| Stopped along the road, waiting for stragglers to catch up |
Over two thousand boys had signed up. The chosen few were declared “fit, alert, and morally sound.” That last one was important. Nobody wanted immoral children running loose in Wyoming.
Behind them came the adults—eighty-four of them. Doctors, nurses, cooks, mechanics. Civilization on wheels. J. C. Van Hul, Jr. from the Clinton Chamber of Commerce ensured they had a truck full of spare parts. If the caravan broke down somewhere between Clinton and the horizon, he had the men and equipment to fix it.
| Making camp in the Grand Canyon |
They slept in armories, schoolhouses, and gymnasiums offered by kind people who still believed adventure was good for the soul. In South Dakota they camped four days in the Badlands, which looked like outer space to boys used to corn and beans. In Yellowstone they spent a week watching the earth breathe through geysers and steam vents, learning the simple fact that nature doesn’t care if you’re wearing a Scout uniform.
At Standing Rock, the boys met Lakota elders and learned about a world that had been here long before the merit badges. Later, a group of cowboys staged a fake holdup—guns, bandanas, the whole show. The boys cheered. Nobody got hurt. It was America rehearsing itself again.
| Map showing the route taken by the Scouts |
When they returned to Clinton on July 26, the town lost its composure. Whistles screamed. Church bells rang. Shops closed. The caravan was met at the edge of town by every citizen with a flag or a voice.
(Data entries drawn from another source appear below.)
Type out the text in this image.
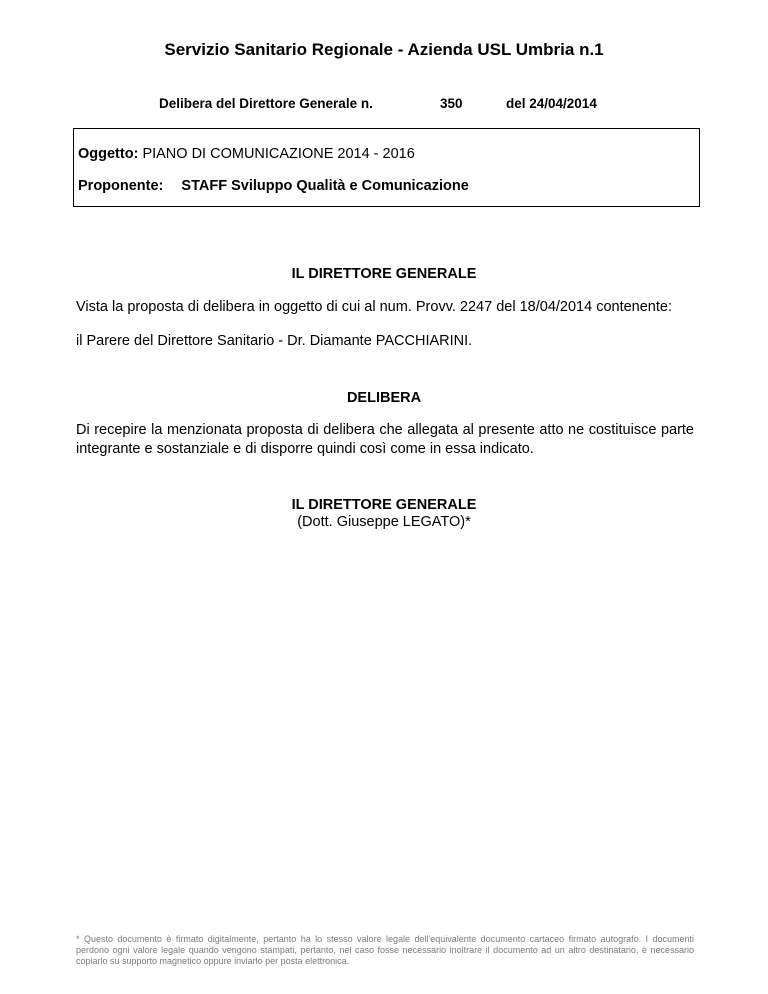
Servizio Sanitario Regionale - Azienda USL Umbria n.1
Delibera del Direttore Generale n.	350	del 24/04/2014
Oggetto: PIANO DI COMUNICAZIONE 2014 - 2016
Proponente: STAFF Sviluppo Qualità e Comunicazione
IL DIRETTORE GENERALE
Vista la proposta di delibera in oggetto di cui al num. Provv. 2247 del 18/04/2014 contenente:
il Parere del Direttore Sanitario - Dr. Diamante PACCHIARINI.
DELIBERA
Di recepire la menzionata proposta di delibera che allegata al presente atto ne costituisce parte integrante e sostanziale e di disporre quindi così come in essa indicato.
IL DIRETTORE GENERALE
(Dott. Giuseppe LEGATO)*
* Questo documento è firmato digitalmente, pertanto ha lo stesso valore legale dell'equivalente documento cartaceo firmato autografo. I documenti perdono ogni valore legale quando vengono stampati, pertanto, nel caso fosse necessario inoltrare il documento ad un altro destinatario, è necessario copiarlo su supporto magnetico oppure inviarlo per posta elettronica.
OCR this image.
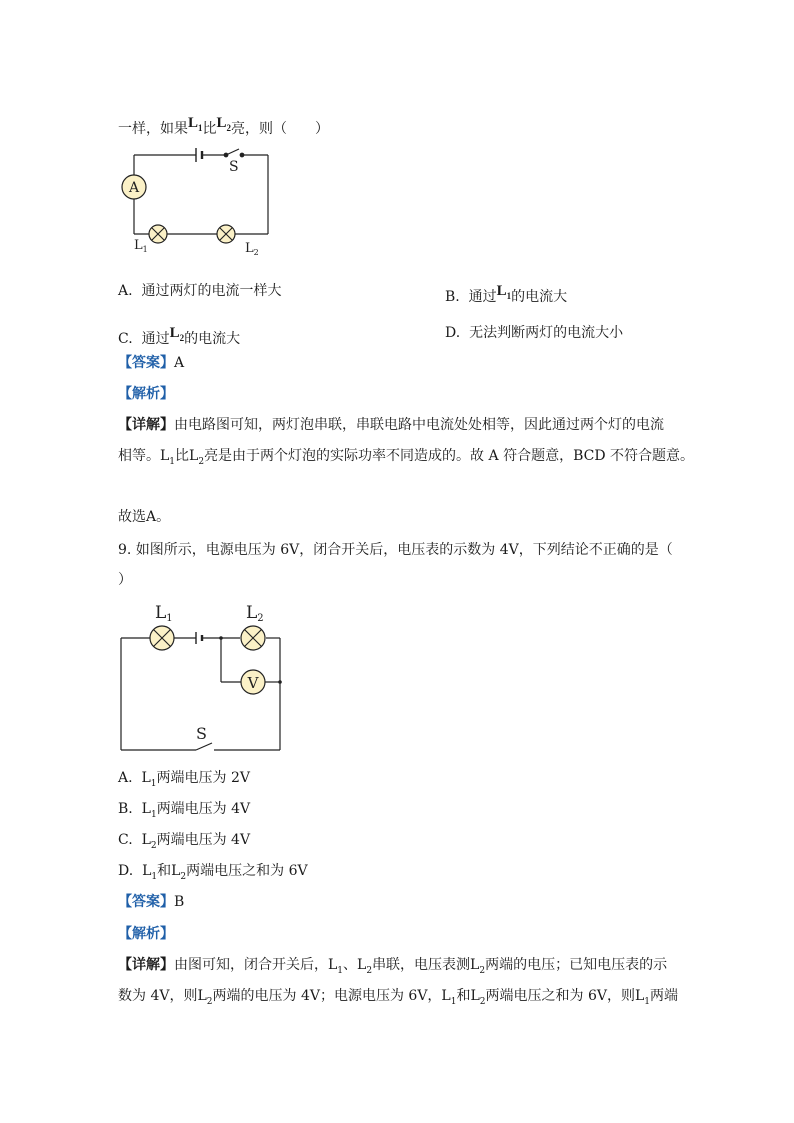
一样，如果$L_1$比$L_2$亮，则（　　）
A
S
$L_1$	$L_2$
A. 通过两灯的电流一样大	B. 通过$L_1$的电流大
C. 通过$L_2$的电流大	D. 无法判断两灯的电流大小
【答案】A
【解析】
【详解】由电路图可知，两灯泡串联，串联电路中电流处处相等，因此通过两个灯的电流
相等。$L_1$比$L_2$亮是由于两个灯泡的实际功率不同造成的。故 A 符合题意，BCD 不符合题意。
故选A。
9. 如图所示，电源电压为 6V，闭合开关后，电压表的示数为 4V，下列结论不正确的是（
）
V
L1	L2
S
A. $L_1$两端电压为 2V
B. $L_1$两端电压为 4V
C. $L_2$两端电压为 4V
D. $L_1$和$L_2$两端电压之和为 6V
【答案】B
【解析】
【详解】由图可知，闭合开关后，$L_1$、$L_2$串联，电压表测$L_2$两端的电压；已知电压表的示
数为 4V，则$L_2$两端的电压为 4V；电源电压为 6V，$L_1$和$L_2$两端电压之和为 6V，则$L_1$两端
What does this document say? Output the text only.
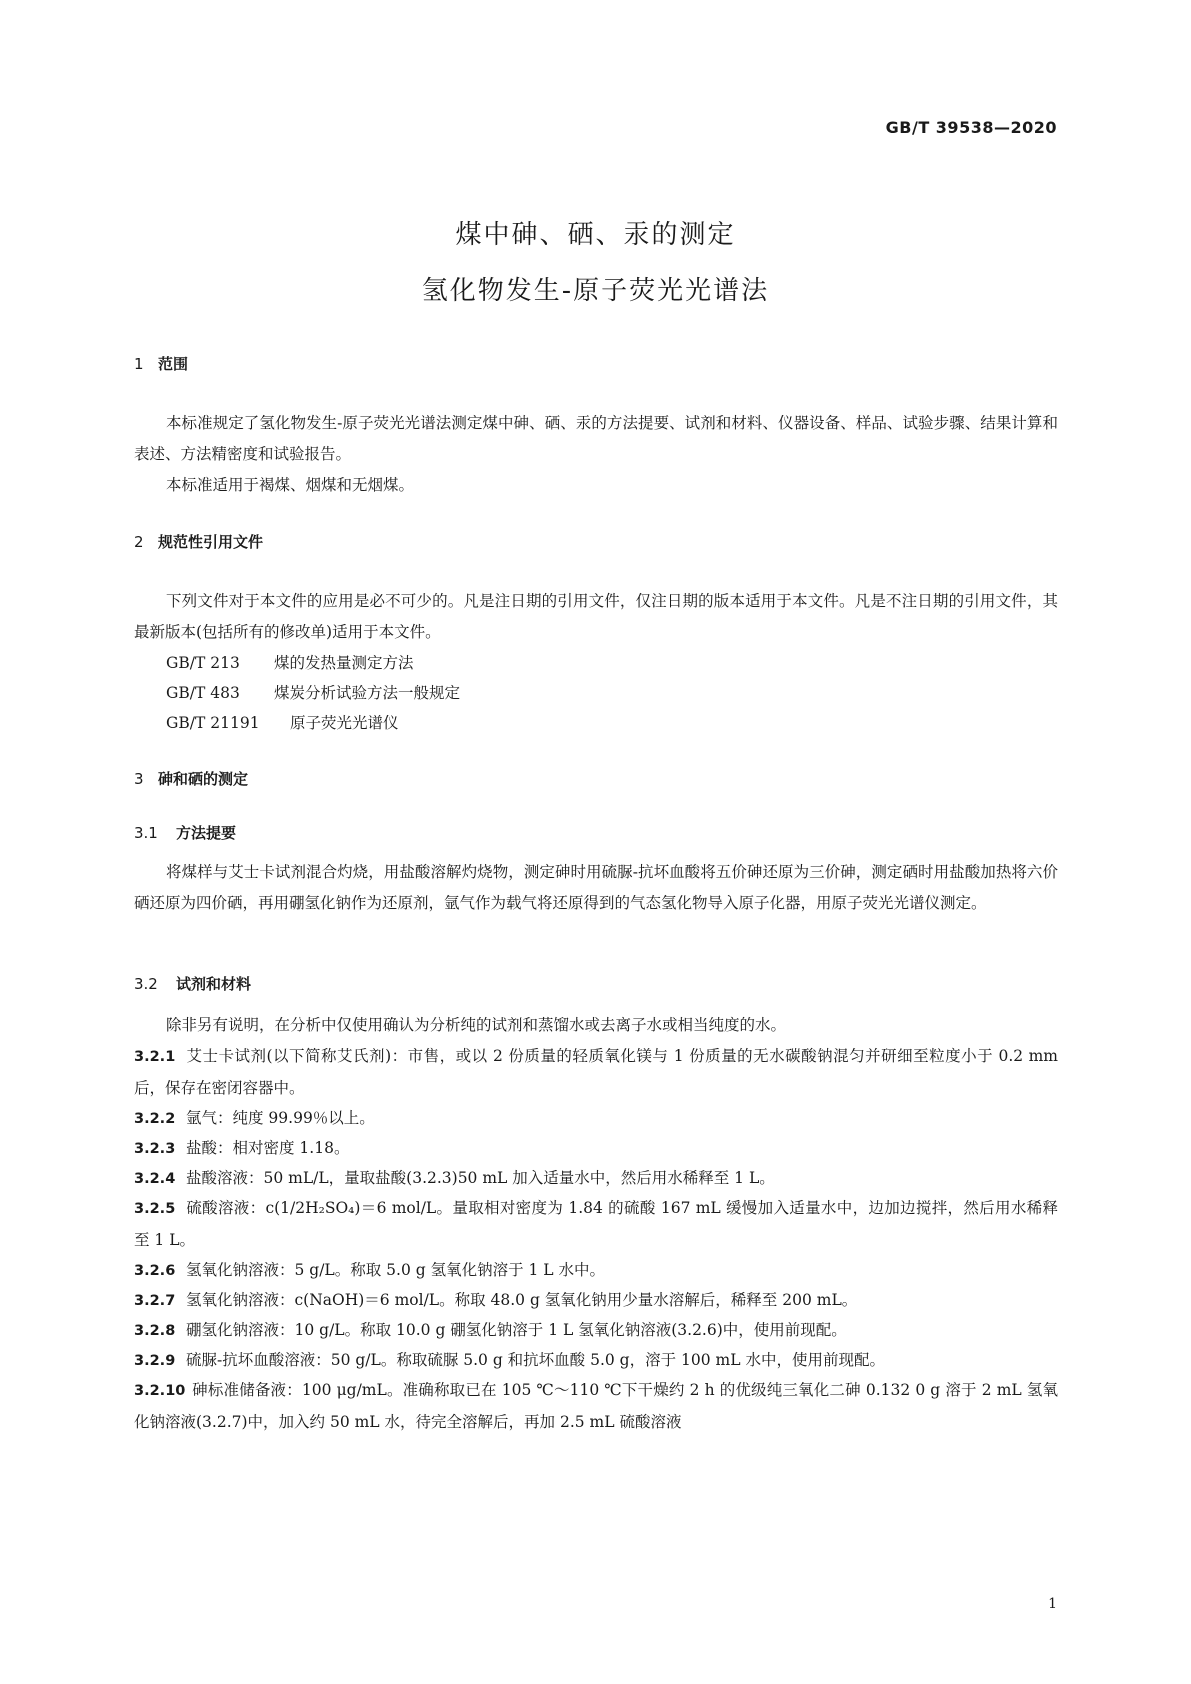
GB/T 39538—2020
煤中砷、硒、汞的测定
氢化物发生-原子荧光光谱法
1 范围

本标准规定了氢化物发生-原子荧光光谱法测定煤中砷、硒、汞的方法提要、试剂和材料、仪器设备、样品、试验步骤、结果计算和表述、方法精密度和试验报告。

本标准适用于褐煤、烟煤和无烟煤。

2 规范性引用文件

下列文件对于本文件的应用是必不可少的。凡是注日期的引用文件，仅注日期的版本适用于本文件。凡是不注日期的引用文件，其最新版本(包括所有的修改单)适用于本文件。

GB/T 213 煤的发热量测定方法
GB/T 483 煤炭分析试验方法一般规定
GB/T 21191 原子荧光光谱仪
3 砷和硒的测定
3.1 方法提要

将煤样与艾士卡试剂混合灼烧，用盐酸溶解灼烧物，测定砷时用硫脲-抗坏血酸将五价砷还原为三价砷，测定硒时用盐酸加热将六价硒还原为四价硒，再用硼氢化钠作为还原剂，氩气作为载气将还原得到的气态氢化物导入原子化器，用原子荧光光谱仪测定。

3.2 试剂和材料

除非另有说明，在分析中仅使用确认为分析纯的试剂和蒸馏水或去离子水或相当纯度的水。

3.2.1 艾士卡试剂(以下简称艾氏剂)：市售，或以 2 份质量的轻质氧化镁与 1 份质量的无水碳酸钠混匀并研细至粒度小于 0.2 mm 后，保存在密闭容器中。

3.2.2 氩气：纯度 99.99％以上。

3.2.3 盐酸：相对密度 1.18。

3.2.4 盐酸溶液：50 mL/L，量取盐酸(3.2.3)50 mL 加入适量水中，然后用水稀释至 1 L。

3.2.5 硫酸溶液：c(1/2H₂SO₄)＝6 mol/L。量取相对密度为 1.84 的硫酸 167 mL 缓慢加入适量水中，边加边搅拌，然后用水稀释至 1 L。

3.2.6 氢氧化钠溶液：5 g/L。称取 5.0 g 氢氧化钠溶于 1 L 水中。

3.2.7 氢氧化钠溶液：c(NaOH)＝6 mol/L。称取 48.0 g 氢氧化钠用少量水溶解后，稀释至 200 mL。

3.2.8 硼氢化钠溶液：10 g/L。称取 10.0 g 硼氢化钠溶于 1 L 氢氧化钠溶液(3.2.6)中，使用前现配。

3.2.9 硫脲-抗坏血酸溶液：50 g/L。称取硫脲 5.0 g 和抗坏血酸 5.0 g，溶于 100 mL 水中，使用前现配。

3.2.10 砷标准储备液：100 μg/mL。准确称取已在 105 ℃～110 ℃下干燥约 2 h 的优级纯三氧化二砷 0.132 0 g 溶于 2 mL 氢氧化钠溶液(3.2.7)中，加入约 50 mL 水，待完全溶解后，再加 2.5 mL 硫酸溶液

1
The boys were led to the Coliseum for speeches about courage, discipline, and the future of the nation. They stood there in clean shirts, grinning and itchy, pretending to understand.
A year later, a magazine called it “an educational aspect of Scouting.” Which sounds about right. Education always looks noble from a distance. Up close it smells like dust, gasoline, and coffee in a tin cup.